Third-quarter net profit at BNP Paribas more than halved due to higher provisions tied to the financial crisis, France's biggest bank by market capitalisation said today.
The bad debt charge rose to €1.992 billion ($2.56 billion) during the quarter, higher than many analysts had estimated and four times as big as a year ago.
BNP said this reflected higher provisions in areas such as investment banking and its overseas businesses.
Net profit fell to €901 million, down 55.6 per cent on a year ago. Analysts had on average forecast a net profit of €1.27 billion according to a Reuters poll of 10 analysts.
"The cost of risk was the main issue and was worse than expected," said West LB analyst Christoph Bossmann, who kept an "add" rating on BNP Paribas shares.
Chief Executive Baudouin Prot said the bank was well placed to handle the tough market environment.
"The group's ability to withstand the crisis, the attractiveness of its franchises and its sound financial standing enable it, in an environment that will remain difficult going forward, to grow its business units in order to continue servicing the real economy," he said in a statement.
In total the crisis had a negative impact of €507 million on the third-quarter figures.
BNP Paribas employs 200 people in Dublin in the International Financial Services Centre in international lending and structured finance and proprietary trading.
This included a hit of €289 million at its investment banking arm and an €87 million impairment charge at its American unit BancWest due to problems at US lenders Fannie Mae and Freddie Mac.

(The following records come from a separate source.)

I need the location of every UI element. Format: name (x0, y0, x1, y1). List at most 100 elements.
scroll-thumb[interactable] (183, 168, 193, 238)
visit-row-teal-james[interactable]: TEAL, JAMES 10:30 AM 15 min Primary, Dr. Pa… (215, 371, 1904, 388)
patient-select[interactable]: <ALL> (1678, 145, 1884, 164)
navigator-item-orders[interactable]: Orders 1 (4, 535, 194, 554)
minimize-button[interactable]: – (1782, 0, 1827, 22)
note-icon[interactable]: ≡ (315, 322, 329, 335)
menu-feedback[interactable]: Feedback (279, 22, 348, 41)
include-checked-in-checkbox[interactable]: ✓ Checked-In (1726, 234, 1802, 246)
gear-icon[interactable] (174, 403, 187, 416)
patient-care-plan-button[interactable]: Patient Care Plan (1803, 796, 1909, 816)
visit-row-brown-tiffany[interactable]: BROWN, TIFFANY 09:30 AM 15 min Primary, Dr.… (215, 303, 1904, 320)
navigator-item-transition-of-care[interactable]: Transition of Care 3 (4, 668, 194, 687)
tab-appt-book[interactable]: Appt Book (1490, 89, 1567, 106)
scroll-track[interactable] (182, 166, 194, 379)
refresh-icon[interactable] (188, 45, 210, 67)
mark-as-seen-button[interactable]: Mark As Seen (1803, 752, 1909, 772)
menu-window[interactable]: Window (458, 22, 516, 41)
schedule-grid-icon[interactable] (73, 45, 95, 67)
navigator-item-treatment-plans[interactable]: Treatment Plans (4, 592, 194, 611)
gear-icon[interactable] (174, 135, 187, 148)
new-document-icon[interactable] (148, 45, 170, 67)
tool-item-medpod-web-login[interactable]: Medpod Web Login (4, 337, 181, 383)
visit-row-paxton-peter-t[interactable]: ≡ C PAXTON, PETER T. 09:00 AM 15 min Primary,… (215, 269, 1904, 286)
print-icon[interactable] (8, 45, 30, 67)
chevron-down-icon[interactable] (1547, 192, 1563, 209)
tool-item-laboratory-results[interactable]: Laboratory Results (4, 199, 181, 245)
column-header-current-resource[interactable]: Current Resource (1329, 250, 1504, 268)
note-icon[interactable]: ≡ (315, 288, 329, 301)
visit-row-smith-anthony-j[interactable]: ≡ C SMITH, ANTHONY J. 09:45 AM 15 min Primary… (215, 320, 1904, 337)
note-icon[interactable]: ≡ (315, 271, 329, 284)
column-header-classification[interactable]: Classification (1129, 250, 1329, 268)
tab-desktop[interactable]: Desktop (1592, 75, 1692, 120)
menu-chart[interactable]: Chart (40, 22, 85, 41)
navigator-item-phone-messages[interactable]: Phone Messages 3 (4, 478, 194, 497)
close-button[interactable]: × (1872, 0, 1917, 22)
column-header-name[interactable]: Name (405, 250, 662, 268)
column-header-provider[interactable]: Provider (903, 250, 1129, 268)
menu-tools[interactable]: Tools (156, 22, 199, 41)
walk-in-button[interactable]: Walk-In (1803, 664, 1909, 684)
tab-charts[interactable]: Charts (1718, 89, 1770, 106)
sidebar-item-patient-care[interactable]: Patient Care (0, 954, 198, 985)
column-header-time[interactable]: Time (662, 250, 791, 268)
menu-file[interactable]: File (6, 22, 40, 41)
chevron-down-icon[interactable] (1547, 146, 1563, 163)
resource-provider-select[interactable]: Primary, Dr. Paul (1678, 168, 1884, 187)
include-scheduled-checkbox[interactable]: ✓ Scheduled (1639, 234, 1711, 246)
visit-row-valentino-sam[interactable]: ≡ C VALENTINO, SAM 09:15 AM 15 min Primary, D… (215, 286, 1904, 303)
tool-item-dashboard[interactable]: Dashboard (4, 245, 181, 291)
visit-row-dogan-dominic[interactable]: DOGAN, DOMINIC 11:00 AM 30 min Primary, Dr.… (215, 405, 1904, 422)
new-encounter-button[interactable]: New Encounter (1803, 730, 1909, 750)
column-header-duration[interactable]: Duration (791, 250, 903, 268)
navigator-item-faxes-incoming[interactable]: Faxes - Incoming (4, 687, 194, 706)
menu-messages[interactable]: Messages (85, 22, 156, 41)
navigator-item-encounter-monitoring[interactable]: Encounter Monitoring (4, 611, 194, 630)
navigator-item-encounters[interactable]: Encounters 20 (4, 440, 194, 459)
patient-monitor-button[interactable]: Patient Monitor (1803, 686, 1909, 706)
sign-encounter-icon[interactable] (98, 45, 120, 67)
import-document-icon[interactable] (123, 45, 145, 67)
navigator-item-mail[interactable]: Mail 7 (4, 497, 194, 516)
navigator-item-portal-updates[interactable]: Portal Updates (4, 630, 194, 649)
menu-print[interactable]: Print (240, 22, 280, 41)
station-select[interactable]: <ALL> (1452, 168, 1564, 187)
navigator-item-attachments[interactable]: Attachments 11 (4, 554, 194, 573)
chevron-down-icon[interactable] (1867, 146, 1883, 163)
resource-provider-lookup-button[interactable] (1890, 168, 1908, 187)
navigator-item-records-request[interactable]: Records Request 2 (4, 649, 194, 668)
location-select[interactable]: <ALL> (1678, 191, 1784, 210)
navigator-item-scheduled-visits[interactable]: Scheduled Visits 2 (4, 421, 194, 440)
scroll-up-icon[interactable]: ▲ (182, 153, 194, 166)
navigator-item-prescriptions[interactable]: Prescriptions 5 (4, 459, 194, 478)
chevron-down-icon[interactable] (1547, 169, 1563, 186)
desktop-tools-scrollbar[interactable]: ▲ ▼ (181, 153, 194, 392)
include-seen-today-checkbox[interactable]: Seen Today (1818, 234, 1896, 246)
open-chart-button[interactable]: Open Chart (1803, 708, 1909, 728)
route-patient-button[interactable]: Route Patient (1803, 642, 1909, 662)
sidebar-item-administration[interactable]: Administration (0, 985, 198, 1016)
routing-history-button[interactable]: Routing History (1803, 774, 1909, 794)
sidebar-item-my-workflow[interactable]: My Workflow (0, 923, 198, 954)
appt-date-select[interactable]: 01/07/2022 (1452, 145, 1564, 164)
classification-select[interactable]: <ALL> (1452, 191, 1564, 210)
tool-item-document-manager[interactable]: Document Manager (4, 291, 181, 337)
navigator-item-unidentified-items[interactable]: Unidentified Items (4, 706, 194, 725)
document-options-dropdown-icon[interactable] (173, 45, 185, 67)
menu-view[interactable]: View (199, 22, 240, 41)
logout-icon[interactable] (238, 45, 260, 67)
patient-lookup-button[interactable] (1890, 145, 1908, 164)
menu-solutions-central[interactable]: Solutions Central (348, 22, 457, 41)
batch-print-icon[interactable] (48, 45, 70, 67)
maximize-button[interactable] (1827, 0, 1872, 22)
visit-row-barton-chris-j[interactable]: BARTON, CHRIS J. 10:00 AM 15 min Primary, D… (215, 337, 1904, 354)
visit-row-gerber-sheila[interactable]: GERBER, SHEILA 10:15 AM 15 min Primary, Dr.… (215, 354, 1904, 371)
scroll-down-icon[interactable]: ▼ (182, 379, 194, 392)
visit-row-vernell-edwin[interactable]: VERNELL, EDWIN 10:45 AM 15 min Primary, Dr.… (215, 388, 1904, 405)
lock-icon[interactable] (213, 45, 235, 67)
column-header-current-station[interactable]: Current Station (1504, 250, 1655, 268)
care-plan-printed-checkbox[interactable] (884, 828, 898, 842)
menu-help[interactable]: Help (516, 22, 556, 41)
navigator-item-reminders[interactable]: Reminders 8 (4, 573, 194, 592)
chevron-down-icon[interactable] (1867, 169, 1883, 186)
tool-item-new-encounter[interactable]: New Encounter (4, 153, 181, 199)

The market turmoil, which began as US homeowners defaulted on mortgages, has hurt banks across the globe. Many governments, including France, have intervened with taxpayers' money to shore up financial companies.
Smaller French rival Societe Generale has already reported an 84 per cent fall in its third-quarter net profit, while Credit Suisse reported a third-quarter loss.
In France President Nicolas Sarkozy has earmarked €360 billion for the country's finance sector as part of an international effort to help banks survive the worst financial crisis since the Great Depression almost 80 years ago.